In base al modello semplificato dell’elastic rebound, la pseudoperiodicità del t. caratteristico potrebbe essere spiegata mediante un meccanismo di accumulo lento e di liberazione improvvisa dell’energia elastica connessa agli sforzi di origine tettonica che operano ai margini delle zolle litosferiche. In realtà ci si confronta con condizioni molto più complesse. La litosfera appare ovunque e in qualunque istante organizzata in uno stato di equilibrio critico prossimo al punto di fratturazione. Solo raramente, e in alcuni punti, lo stato di equilibrio viene perturbato da cause diverse e più rapide del lento accumulo di sforzo tettonico, e in quei punti prende avvio la dislocazione che si propaga sulla faglia e dà origine al terremoto. In conseguenza di ogni t., lo stato di tensione sulle faglie in una vasta zona circostante subisce una variazione che può sia favorire sia inibire la loro successiva frattura. In questo modello più realistico, né l’istante di inizio di un t. né la sua magnitudo sono deterministicamente prevedibili.
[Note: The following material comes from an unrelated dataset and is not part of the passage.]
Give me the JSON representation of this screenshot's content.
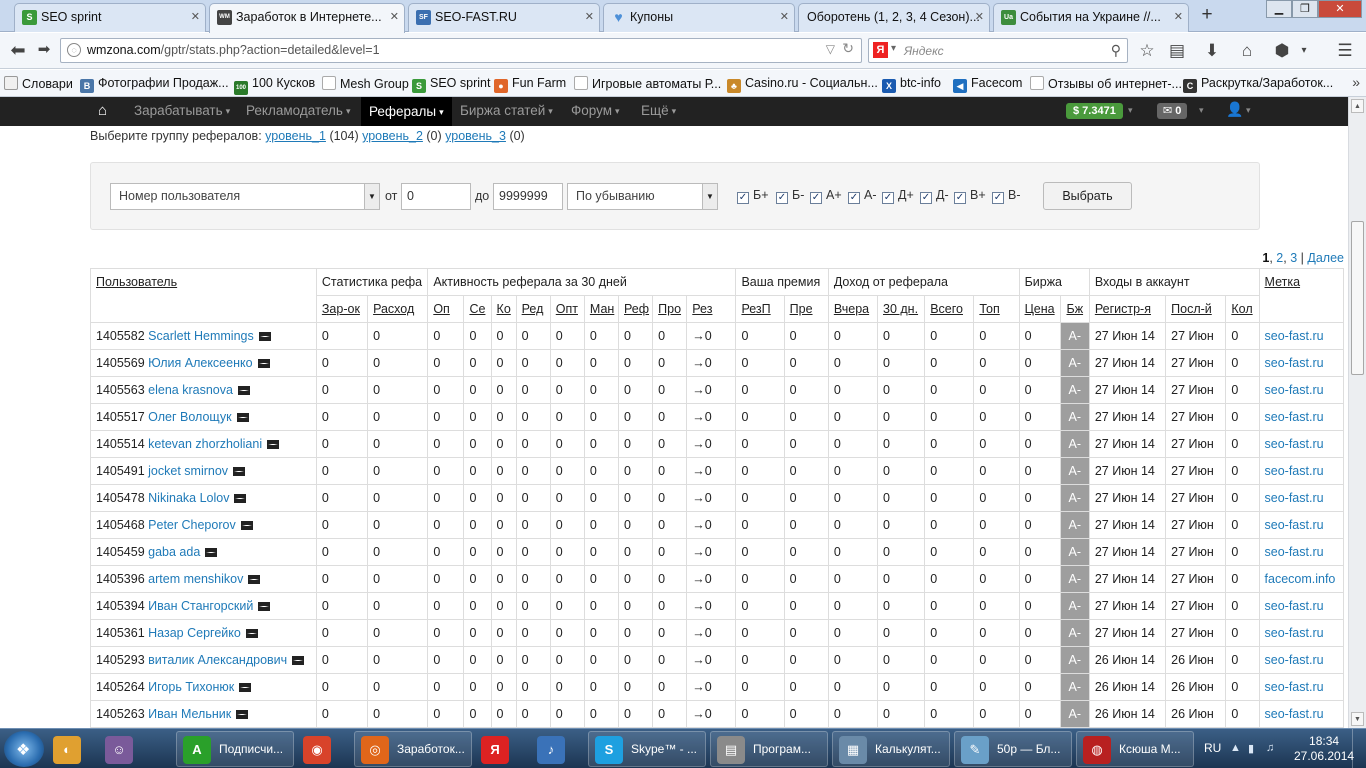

I problemi riguardanti le costruzioni in zone sismiche sono tutti di carattere preventivo. Da quando, intorno al 1930, sono state disponibili registrazioni di forti t. effettuate in zona assai prossima all’epicentro con accelerografi, si è potuta effettuare una correlazione fra le scale sismiche e l’accelerazione massima del suolo. Una simile correlazione ha però solo un valore indicativo, come media di molti casi largamente diversi fra loro; infatti l’effetto complessivo di un t. dipende non soltanto dall’accelerazione massima, ma anche dalla durata e dal periodo delle varie onde sismiche. Per descrivere oggettivamente gli effetti del t. viene largamente adoperato il concetto di spettro di risposta. Lo spettro di risposta si ottiene elaborando matematicamente l’accelerogramma del t. e consiste in un diagramma dove viene riportato il valore massimo dello spostamento, della velocità o dell’accelerazione che una struttura elementare a un grado di libertà avrebbe subito, in funzione del suo periodo di oscillazione. Dato che una struttura comunque complessa si può schematizzare, in prima approssimazione, come un oscillatore semplice avente un determinato periodo proprio, lo spettro di risposta consente al progettista di sostituire, nel calcolo delle azioni sismiche, una sola forza costante applicata al baricentro al posto delle numerose forze variabili nel tempo cui in realtà sono soggette le singole parti del fabbricato. Il concetto di spettro di risposta è adoperato nelle normative più progredite in materia di costruzioni antisismiche.